Quali sono secondo lei i problemi che il PD in questi anni non ha saputo intercettare? Un dirigente Dem di Milano diceva “Di Maio e Salvini danno le risposte sbagliate, ma si fanno le risposte giuste, a differenza nostra”. Quali sono secondo lei, in questo momento, le questioni che più stanno a cuore alla gente e su cui il PD deve tornare a farsi le domande giuste e a dare le risposte migliori? Pare che una sia i migranti…
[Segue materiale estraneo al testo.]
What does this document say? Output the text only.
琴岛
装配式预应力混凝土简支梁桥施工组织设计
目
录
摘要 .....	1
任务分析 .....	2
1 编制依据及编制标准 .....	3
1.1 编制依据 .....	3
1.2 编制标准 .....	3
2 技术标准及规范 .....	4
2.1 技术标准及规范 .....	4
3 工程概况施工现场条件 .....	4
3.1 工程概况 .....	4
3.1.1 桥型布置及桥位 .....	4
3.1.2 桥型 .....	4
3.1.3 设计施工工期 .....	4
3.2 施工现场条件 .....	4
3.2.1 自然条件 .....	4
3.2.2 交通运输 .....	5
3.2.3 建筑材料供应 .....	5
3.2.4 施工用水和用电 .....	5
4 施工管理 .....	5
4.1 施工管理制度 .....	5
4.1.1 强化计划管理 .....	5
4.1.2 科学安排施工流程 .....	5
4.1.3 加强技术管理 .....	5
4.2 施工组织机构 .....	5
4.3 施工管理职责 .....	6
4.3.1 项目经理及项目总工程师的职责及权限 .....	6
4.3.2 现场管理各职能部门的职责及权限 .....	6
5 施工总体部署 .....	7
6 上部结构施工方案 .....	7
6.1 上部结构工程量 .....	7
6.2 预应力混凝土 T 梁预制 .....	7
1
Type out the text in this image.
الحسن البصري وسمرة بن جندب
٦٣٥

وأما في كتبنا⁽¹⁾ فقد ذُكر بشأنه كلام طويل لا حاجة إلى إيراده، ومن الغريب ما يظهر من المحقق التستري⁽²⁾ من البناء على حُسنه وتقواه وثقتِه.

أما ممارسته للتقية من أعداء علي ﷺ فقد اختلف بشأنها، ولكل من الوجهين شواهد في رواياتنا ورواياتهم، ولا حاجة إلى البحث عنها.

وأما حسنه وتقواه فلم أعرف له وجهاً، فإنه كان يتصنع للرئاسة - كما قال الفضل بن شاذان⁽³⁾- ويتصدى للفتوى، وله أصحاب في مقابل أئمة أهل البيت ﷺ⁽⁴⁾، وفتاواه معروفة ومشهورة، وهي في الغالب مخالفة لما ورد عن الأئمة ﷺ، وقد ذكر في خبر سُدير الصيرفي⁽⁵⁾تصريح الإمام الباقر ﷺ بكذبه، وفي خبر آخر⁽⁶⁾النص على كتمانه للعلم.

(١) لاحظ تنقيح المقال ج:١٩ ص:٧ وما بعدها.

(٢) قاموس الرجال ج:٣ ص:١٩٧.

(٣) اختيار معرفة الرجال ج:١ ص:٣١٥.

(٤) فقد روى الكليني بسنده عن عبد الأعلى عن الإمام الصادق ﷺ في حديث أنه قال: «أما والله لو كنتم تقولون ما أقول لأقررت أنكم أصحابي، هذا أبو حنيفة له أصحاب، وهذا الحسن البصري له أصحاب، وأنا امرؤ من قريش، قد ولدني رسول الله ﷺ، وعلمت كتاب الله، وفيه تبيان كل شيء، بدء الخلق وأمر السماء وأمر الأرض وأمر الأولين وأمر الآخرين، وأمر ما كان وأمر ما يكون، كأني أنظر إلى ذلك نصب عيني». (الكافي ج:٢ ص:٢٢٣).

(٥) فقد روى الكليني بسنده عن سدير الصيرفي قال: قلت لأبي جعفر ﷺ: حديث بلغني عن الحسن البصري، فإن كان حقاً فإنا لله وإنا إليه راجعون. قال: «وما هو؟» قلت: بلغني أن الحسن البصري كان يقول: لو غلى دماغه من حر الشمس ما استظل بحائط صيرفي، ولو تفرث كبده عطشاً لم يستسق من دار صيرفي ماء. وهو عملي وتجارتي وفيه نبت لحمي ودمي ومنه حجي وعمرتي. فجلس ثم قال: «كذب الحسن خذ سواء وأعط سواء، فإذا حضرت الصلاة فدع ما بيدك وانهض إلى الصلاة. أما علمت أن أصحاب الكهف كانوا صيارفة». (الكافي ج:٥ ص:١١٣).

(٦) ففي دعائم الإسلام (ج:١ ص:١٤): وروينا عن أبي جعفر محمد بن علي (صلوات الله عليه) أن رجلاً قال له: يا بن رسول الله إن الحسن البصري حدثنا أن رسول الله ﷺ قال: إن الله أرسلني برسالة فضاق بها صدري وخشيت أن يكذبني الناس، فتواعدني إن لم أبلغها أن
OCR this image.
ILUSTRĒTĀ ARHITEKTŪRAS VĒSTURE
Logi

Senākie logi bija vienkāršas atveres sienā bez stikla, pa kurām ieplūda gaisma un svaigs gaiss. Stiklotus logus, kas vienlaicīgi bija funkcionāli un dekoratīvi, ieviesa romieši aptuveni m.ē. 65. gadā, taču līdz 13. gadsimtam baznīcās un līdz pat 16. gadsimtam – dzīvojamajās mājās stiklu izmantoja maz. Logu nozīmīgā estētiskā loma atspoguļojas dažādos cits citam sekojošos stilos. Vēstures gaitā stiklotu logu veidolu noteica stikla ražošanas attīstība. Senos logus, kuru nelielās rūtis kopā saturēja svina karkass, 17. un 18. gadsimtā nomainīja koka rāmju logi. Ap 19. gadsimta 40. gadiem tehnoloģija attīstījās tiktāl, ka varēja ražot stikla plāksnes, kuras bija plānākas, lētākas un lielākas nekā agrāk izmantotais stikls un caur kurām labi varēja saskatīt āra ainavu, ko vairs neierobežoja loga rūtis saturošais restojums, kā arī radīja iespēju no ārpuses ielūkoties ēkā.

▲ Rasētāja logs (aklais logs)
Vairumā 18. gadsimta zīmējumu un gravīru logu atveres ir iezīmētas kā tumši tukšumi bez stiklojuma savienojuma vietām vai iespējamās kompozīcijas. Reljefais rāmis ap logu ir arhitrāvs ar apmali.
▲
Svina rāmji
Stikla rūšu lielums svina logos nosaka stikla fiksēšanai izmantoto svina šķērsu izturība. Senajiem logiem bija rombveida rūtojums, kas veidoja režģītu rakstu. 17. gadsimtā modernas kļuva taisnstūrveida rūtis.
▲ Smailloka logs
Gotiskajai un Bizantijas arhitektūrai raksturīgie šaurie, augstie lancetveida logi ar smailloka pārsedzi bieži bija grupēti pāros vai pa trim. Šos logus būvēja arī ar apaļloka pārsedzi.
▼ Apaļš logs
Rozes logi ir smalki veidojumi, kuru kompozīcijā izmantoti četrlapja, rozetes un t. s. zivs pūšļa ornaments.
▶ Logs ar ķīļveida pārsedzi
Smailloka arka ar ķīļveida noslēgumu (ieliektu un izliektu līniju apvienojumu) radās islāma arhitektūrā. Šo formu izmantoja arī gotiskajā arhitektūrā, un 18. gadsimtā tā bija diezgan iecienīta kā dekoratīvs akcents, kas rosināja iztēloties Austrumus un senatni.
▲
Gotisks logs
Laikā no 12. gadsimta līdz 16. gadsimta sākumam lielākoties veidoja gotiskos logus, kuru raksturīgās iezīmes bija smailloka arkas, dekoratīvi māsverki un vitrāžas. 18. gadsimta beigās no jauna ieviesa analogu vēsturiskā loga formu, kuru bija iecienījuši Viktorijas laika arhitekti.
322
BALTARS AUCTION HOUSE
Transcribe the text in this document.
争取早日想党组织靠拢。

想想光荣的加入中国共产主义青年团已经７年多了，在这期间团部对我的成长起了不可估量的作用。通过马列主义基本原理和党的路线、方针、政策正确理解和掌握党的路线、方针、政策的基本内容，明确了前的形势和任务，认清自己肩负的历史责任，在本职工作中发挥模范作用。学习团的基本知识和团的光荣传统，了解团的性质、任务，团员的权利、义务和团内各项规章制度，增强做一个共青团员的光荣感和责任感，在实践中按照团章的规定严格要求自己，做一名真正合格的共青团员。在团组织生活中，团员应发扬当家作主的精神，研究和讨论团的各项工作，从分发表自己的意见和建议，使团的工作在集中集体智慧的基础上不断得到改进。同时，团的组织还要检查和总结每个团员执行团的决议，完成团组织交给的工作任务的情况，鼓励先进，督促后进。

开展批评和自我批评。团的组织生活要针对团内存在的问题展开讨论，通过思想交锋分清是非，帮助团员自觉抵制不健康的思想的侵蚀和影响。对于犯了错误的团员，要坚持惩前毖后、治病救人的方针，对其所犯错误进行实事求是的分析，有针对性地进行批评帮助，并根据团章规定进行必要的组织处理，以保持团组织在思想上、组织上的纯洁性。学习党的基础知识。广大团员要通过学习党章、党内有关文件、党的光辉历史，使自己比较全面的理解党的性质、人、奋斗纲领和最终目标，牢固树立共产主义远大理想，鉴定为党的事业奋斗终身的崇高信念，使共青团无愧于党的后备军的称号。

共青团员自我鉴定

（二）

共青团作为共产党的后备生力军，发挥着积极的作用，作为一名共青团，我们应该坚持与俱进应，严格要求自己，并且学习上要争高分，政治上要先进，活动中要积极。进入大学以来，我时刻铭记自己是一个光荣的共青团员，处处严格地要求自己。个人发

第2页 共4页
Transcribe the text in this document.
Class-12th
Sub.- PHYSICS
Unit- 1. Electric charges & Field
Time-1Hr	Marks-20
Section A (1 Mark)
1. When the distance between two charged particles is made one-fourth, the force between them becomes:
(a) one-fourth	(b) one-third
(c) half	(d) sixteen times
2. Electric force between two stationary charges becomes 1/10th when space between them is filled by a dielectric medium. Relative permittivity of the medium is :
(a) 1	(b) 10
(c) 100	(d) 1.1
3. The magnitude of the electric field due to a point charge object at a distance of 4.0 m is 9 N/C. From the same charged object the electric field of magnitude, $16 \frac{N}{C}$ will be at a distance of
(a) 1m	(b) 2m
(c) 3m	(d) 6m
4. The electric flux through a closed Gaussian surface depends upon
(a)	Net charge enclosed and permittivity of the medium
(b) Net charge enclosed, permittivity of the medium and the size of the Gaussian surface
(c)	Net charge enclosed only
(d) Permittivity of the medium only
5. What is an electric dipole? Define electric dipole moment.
“Io credo che sia palese che c’è stata una gigantesca sottovalutazione della difficoltà a capire come in questo decennio, quindicennio forse addirittura, malgrado anche tante cose positive compiute, c’è stato un insopportabile aumento delle disuguaglianze che abbiamo guardato con sufficienza e difficoltà di accesso ai beni primari, che sono la sanità, la scuola, l’espulsione dai cicli formativi di milioni di ragazzi e di ragazze. Quindi le dico con nettezza, non per gettare la spugna, ma perché so che rispetto a questo deficit di individuazione dei problemi, quello che hanno offerto la destra e i 5 Stelle non è la soluzione, ma la rappresentanza dei problemi. Quando poi si governa, come stanno facendo, si vede in maniera palese che non ne sono in grado, con una aggiunta odiosa: per non assumersi le proprie responsabilità c’è sempre la ricerca di un capro espiatorio. Una volta è l’immigrato, una volta è la stampa, l’informazione, la magistratura, l’Europa, il potere politico. E quindi li vediamo mai assumersi le responsabilità delle proprie azioni e sempre cercare qualcuno a cui dare la colpa. E quando si intaccano, tra questi coloro a cui dare la colpa, gli istituti democratici che tengono in piedi la democrazia è bene tenere gli occhi aperti”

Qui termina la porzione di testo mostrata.